The main idea behind a prediction interval is to provide an interval that covers the outcome from \(m\) future observations with confidence \((1-\alpha )\), given the data (\(x\) and \(n\)) at hand. If the main focus is on the outcome of the future \(m\) observations, prediction intervals are recommended for planning future studies, power calculation, model checking or deciding whether to conduct a future trial. For details see [10, 23] and references therein.

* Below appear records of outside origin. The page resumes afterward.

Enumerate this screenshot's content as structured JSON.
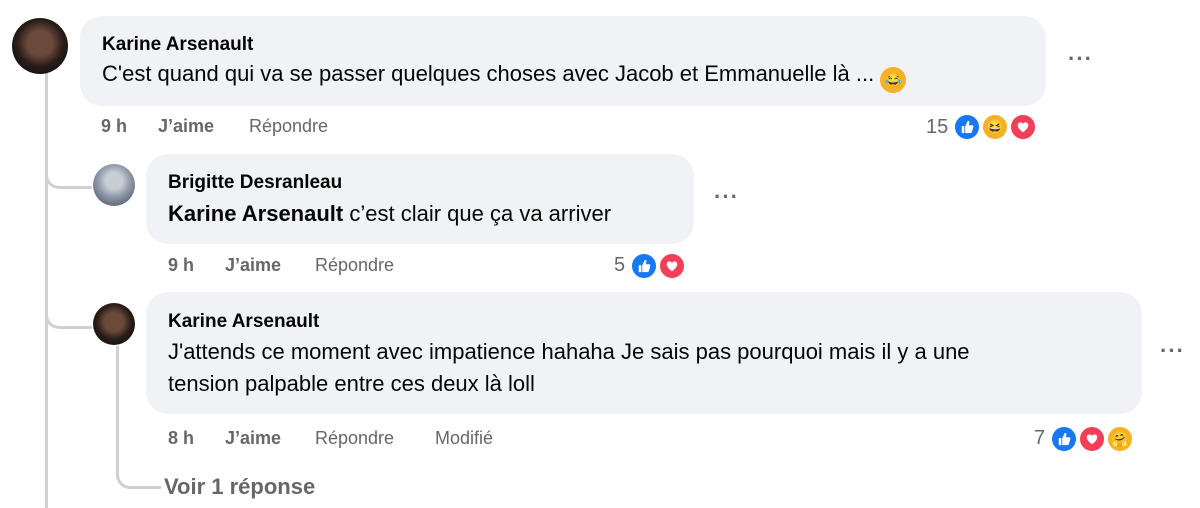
{
  "comments": [
    {
      "author": "Karine Arsenault",
      "text": "C'est quand qui va se passer quelques choses avec Jacob et Emmanuelle là ...",
      "time": "9 h",
      "like_label": "J’aime",
      "reply_label": "Répondre",
      "reaction_count": "15",
      "reactions": [
        "like-icon",
        "haha-icon",
        "love-icon"
      ]
    },
    {
      "author": "Brigitte Desranleau",
      "mention": "Karine Arsenault",
      "text": "c’est clair que ça va arriver",
      "time": "9 h",
      "like_label": "J’aime",
      "reply_label": "Répondre",
      "reaction_count": "5",
      "reactions": [
        "like-icon",
        "love-icon"
      ]
    },
    {
      "author": "Karine Arsenault",
      "text_line1": "J'attends ce moment avec impatience hahaha Je sais pas pourquoi mais il y a une",
      "text_line2": "tension palpable entre ces deux là loll",
      "time": "8 h",
      "like_label": "J’aime",
      "reply_label": "Répondre",
      "edited_label": "Modifié",
      "reaction_count": "7",
      "reactions": [
        "like-icon",
        "love-icon",
        "care-icon"
      ]
    }
  ],
  "more_options": "···",
  "view_replies": "Voir 1 réponse",
  "colors": {
    "like": "#1877f2",
    "love": "#f33e58",
    "haha": "#f7b125",
    "bubble": "#f0f2f5",
    "meta": "#65676b"
  }
}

Classical approaches to prediction intervals are mainly based on regression methods, which are conveniently applicable to quantitative primary outcomes [2]. To our knowledge, there is no simple classical procedure that shows good statistical properties in the setting with one sample and a binary primary outcome. Instead, the Bayesian methodology relying on predictive distributions is recommended in such a situation [10].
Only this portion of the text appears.